Hypothesis

Pathogenic mitochondrial DNA heteroplasmy in hematopoietic stem cells shifts the mitochondrial ROS set‑point, stabilizes HIF‑1α, and drives a niche‑remodeling program that fuels clonal expansion independent of overall mutation load.

Mechanistic Rationale

Clonal hematopoiesis emerges when specific mtDNA mutations reach high heteroplasmy in a subset of stem cells [1]. These mutations do not merely accumulate as passengers; they alter electron‑transport chain flux, increasing superoxide production at Complex I and III [6]. The resulting ROS elevation inhibits prolyl‑hydroxylase domain enzymes, preventing HIF‑1α degradation and allowing its accumulation even under normoxia. Stabilized HIF‑1α transcriptionally upregulates glycolytic enzymes, VEGF, and SDF‑1, reshaping the bone‑marrow niche to favor mutant‑cell retention and proliferation [5]. This creates a feedback loop where niche‑derived cytokines further enhance mitochondrial ROS via NADPH oxidase activation, locking the clone into a self‑reinforcing state. Importantly, biochemical defects in OXPHOS only manifest when heteroplasmy exceeds ~60‑70% [5]; below this threshold, the ROS signal is sufficient for signaling without causing bioenergetic failure, explaining why many aged cells harbor mtDNA mutations yet retain respiration [3].

Testable Predictions

1. In aged mice, hematopoietic stem cells harboring pathogenic mtDNA heteroplasmy will show elevated mitochondrial ROS and nuclear HIF‑1α protein compared with wild‑type counterparts, despite comparable OXPHOS capacity.
2. Pharmacological scavenging of mitochondrial superoxide (e.g., MitoTEMPO) or genetic overexpression of mitochondrially‑targeted catalase will reduce HIF‑1α stabilization and attenuate clonal expansion without lowering overall mtDNA mutation burden.
3. Conversely, forced expression of a ROS‑insensitive, constitutively active HIF‑1α allele will rescue clonal expansion in mice with mitochondrial‑ROS scavenged stem cells, demonstrating epistatic placement of HIF‑1α downstream of mtROS.

Experimental Approach

• Isolate lineage‑negative Sca‑1^+c‑Kit^+ (LSK) cells from young (3 mo) and aged (24 mo) mice. Quantify mtDNA heteroplasmy by duplex sequencing and measure mitochondrial ROS using MitoSOX flow cytometry.
• Assess HIF‑1α protein by intracellular staining and western blot; correlate ROS levels with HIF‑1α signal across heteroplasmy strata.
• Treat aged LSK cultures with MitoTEMPO (500 nM) or transduce with mito‑CAT; evaluate colony‑forming unit‑spleen (CFU‑S) assays and competitive repopulation assays to gauge clonal expansion.
• Generate a knock‑in line expressing a ROS‑resistant HIF‑1α (P402A/P564A) specifically in hematopoietic cells; test whether this construct restores clonal advantage in mito‑CAT‑treated aged mice.
• Single‑cell RNA‑seq of treated versus control LSK populations will identify niche‑remodeling signatures (e.g., upregulated Vegf, Cxcl12) and confirm pathway specificity.

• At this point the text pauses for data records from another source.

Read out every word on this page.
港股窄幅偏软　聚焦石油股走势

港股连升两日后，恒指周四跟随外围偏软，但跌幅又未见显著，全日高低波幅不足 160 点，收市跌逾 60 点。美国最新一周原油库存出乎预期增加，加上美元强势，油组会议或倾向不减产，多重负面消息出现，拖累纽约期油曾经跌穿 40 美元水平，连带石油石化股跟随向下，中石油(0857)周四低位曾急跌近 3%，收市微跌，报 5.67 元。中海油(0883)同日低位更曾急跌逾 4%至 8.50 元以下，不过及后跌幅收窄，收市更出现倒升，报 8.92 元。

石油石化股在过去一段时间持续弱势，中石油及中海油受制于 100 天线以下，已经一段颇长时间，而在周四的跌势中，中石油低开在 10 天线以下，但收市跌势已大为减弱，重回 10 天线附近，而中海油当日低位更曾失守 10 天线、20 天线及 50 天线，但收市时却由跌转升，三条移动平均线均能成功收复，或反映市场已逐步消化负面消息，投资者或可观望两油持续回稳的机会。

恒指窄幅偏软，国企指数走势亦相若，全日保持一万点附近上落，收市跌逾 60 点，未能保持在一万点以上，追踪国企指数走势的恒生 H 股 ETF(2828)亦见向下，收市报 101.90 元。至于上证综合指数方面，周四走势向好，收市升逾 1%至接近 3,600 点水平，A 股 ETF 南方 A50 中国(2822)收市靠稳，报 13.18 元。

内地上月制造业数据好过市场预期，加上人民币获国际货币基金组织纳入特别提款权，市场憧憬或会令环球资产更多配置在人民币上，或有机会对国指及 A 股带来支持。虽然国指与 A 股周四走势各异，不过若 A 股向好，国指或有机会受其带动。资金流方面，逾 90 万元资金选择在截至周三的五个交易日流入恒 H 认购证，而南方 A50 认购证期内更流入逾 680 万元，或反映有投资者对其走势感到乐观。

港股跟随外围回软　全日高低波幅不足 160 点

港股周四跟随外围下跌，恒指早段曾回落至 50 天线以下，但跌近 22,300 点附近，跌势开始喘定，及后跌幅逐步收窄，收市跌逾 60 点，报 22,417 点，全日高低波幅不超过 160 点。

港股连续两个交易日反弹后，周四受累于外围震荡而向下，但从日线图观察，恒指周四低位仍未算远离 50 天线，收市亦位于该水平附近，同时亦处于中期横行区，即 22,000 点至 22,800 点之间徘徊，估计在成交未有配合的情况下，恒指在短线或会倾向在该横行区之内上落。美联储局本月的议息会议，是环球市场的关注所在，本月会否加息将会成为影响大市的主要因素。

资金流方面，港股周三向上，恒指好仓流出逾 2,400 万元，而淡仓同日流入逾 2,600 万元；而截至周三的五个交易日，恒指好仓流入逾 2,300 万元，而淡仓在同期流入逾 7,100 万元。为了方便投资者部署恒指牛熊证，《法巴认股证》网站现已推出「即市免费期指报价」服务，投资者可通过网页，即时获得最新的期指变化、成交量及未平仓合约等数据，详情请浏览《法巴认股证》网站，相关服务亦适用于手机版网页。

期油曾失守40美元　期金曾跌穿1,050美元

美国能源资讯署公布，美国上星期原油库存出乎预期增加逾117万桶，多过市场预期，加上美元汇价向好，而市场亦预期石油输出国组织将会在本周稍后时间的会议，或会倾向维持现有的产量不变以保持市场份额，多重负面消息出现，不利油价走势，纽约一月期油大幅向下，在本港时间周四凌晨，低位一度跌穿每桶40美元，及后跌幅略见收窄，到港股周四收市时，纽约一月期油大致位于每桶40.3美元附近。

If mitochondrial ROS‑driven HIF‑1α activation is necessary and sufficient for mtDNA‑mediated clonal hematopoiesis, then targeting this signaling axis should decouple mutation load from functional impact, offering a precision strategy to mitigate age‑related clonal expansion without attempting wholesale mtDNA correction.